Like most airports, Sea-Tac has large tracts of open, improved land that provide an added buffer for both safety and noise mitigation … and an appealing home for animals. Wildlife and airplanes are a less than optimal combination, so Sea-Tac has a few strategies for keeping them separate and safe. A coyote deterrent fence around the perimeter of the airfield keeps most larger animals out, but birds are a bigger challenge as they can fly over the fence and get access to the airfield.
It may come as a surprise that the airport has a robust wildlife management program that plays a vital role in keeping passengers, facilities, employees, and wildlife safe.
Here are five things you may not have known about Sea-Tac’s wildlife program.
1. Sea-Tac has a full-time wildlife biologist on staff
In 1976, Sea-Tac was the first U.S. airport to employ a full-time biologist and to develop an ecological approach to maintaining aviation safety and protecting wildlife. It’s now become common for larger airports to have biologists on staff.
Sea-Tac has the oldest wildlife program in the country — celebrating our 40-year anniversary in 2016 — that keeps both animals and people safe by reducing the chance that the two never meet on the runway or in the air.
Meet the airport’s wildlife biologist.
2. Sea-Tac is a world leader when it comes to using technology to avoid bird strikes
Another first for Sea-Tac Airport in August 2007, when we became the first airport in the world to use avian radar in a long-term monitoring effort to detect potentially hazardous bird activity on and near an airport. The radar acts like a powerful pair of eyes that see much farther and higher than human observers, who are limited to viewing only during daylight hours.
3. Sea-Tac Airport traps and relocates birds of prey to keep them off the airfield
Through the Raptor Strike Avoidance Program, biologists trap birds of prey on the Sea-Tac airfield and safely relocate them to Skagit County. The program moves 100 birds a year and helps avoid bird strikes, which can be dangerous for aircraft, passengers, and birds. Red-tailed hawks are one of the largest species near the airport and we spend more time monitoring their hunting and breeding behavior than any other species at Sea-Tac.
In addition to relocation, staff also use a variety of (sanctioned) methods to ensure that birds don’t get too comfortable near the airfield: starter’s pistols, shooting firecrackers, and sounding an air horn.

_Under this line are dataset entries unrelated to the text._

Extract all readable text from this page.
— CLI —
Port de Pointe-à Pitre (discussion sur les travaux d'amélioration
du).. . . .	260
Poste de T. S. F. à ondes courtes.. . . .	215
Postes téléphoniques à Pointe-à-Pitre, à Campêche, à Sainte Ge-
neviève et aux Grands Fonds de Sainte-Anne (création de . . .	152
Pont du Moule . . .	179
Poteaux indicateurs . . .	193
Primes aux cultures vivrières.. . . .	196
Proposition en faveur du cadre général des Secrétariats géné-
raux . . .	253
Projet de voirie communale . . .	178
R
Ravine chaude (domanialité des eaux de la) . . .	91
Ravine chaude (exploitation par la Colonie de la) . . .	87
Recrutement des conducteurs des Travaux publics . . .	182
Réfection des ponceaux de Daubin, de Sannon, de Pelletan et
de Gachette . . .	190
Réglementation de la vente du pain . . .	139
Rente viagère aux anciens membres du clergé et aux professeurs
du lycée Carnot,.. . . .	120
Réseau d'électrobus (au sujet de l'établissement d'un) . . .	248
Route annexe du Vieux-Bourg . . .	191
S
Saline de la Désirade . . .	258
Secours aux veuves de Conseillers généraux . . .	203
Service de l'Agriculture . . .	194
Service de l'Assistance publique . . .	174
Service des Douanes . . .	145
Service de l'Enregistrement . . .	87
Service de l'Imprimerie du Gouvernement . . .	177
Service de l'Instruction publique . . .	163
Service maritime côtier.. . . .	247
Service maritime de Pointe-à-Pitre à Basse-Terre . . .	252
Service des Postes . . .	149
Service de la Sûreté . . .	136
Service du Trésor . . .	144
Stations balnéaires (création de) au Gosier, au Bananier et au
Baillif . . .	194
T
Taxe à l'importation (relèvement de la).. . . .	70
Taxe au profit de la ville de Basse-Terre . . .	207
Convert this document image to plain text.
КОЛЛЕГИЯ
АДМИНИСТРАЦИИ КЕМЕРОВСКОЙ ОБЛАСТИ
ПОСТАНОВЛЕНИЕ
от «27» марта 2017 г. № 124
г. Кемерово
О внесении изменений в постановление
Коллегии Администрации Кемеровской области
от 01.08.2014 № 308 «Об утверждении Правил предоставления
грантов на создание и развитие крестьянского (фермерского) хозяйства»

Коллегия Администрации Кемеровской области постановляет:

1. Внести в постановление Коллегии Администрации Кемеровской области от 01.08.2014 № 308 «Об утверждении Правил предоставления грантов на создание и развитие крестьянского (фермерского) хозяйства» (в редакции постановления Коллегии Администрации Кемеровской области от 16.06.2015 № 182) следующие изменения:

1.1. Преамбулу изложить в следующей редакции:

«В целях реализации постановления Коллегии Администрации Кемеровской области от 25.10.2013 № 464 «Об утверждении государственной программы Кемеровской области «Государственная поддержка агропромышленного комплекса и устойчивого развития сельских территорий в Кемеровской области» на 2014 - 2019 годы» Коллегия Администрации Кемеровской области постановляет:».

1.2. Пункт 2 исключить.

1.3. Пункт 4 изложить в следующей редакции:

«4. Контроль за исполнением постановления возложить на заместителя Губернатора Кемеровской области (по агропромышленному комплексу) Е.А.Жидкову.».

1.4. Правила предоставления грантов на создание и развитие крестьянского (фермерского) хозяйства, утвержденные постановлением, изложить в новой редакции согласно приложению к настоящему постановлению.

4. Sea-Tac’s wildlife program also includes tracking down our furry friends
Occasionally, pets may wander onto airport property or become separated from owners in the terminal, and biologists work hard to return these pets to their worried owners. Dogs have escaped from faulty kennels on nearby Air Cargo Road and made their way through the coyote deterrent fence. Cats have slipped away from their owners and had to be retrieved from the terminal ceiling. A snare pole is an essential part of any airport wildlife biologist’s toolkit to help reunite these animals safely with their families.
5. There are bee hives at Sea-Tac Airport
Airports are abuzz with airplane takeoffs and landings and people rushing to make their way to their destination. Amidst that activity, Sea-Tac Airport is also home to a large colony of honey bees, an efficient and sustainable ecosystem that benefits the environment. As many as 36 bee hives filled with thriving honeybees are located in three different apiaries around the airfield.
The hives have been in place at Sea-Tac since 2013, when the Port of Seattle joined forces with local nonprofit The Common Acre to establish Flight Path, a project that has turned the unused green spaces on the south end of Sea-Tac into a native pollinator habitat — and in the process, produced a breed of bees better suited for survival in the coming years.